Site Petal of the Living Building Challenge: What’s Involved?


The Living Building Challenge (LBC) is comprised of seven performance areas, or “Petals”—Materials, Site, Water, Energy, Health, Equity and Beauty—based on 2.0 version. If you are considering targeting LBC certification, it’s important to know what’s involved with each Petal. In this post, we will explain the intent of the Site Petal and its requirements toward certification.

About the Site Petal

The Site Petal focuses on “restoring a healthy coexistence with nature.” It explains where it is acceptable for people to build, how to protect and restore a place once it is developed and encourages the creation of communities that are based around the pedestrian rather than the automobile. The communities should be supported by local and regional agriculture and focus on relying on “people power” – walking and bicycling – supplemented by shared transit.

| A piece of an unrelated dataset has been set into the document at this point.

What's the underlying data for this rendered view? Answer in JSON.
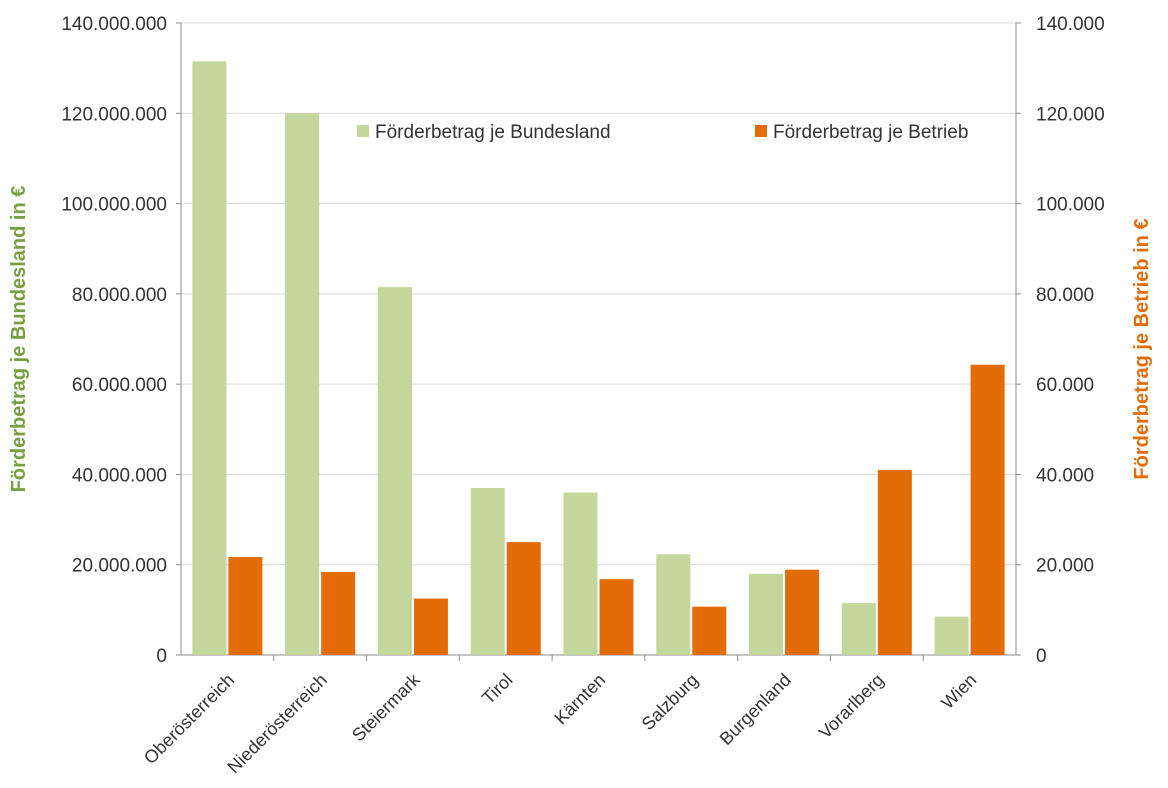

The LBC envisions that this Petal will help conserve natural resources that support human health and the farmland that provides food for us. The four parts of the Site Petal are Limits to Growth, Urban Agriculture, Habitat Exchange and Car Free Living.

1. Limits to Growth

This section requires that projects be built on greyfields or brownfields, which are previously developed sites that are not classified as sensitive ecological habitats. These habitats would include wetlands, primary dunes, old-growth forest and native prairie, prime farmland and within the 100-year flood plain. Further, the landscape on-site may only include native and/or naturalized species that emulate density and biodiversity of indigenous ecosystems and supports succession.

2. Urban Agriculture

Using a Floor Area Ratio (F.A.R.) as a basis for calculation, all projects must integrate opportunities for agriculture appropriate to the scale and density of the project. For example, if the project has a F.A.R. of 0.5 ≤ 0.74 then a minimum of 25% of the project area must be used for food production.

3. Habitat Exchange

This requirement states that for each hectare (107,639 square feet) of development, an equal amount of land must be set-aside in perpetuity as part of a habitat exchange.

4. Car Free Living

Each new project should contribute to the creation of walkable, pedestrian-oriented communities. A “car free lifestyle” is defined by the potential for a majority of people living in the neighborhood to have a productive and rich lifestyle without need of a car. Therefore, some projects do not even have parking lots on-site, but instead require people to park off-site and walk to the building.

The Living Building Challenge is a highly prestigious and sought after certification that very few projects have been able to achieve. The Brock Environmental Center is one of Hourigan’s projects targeting this certification in order to become one of the greenest buildings in Virginia.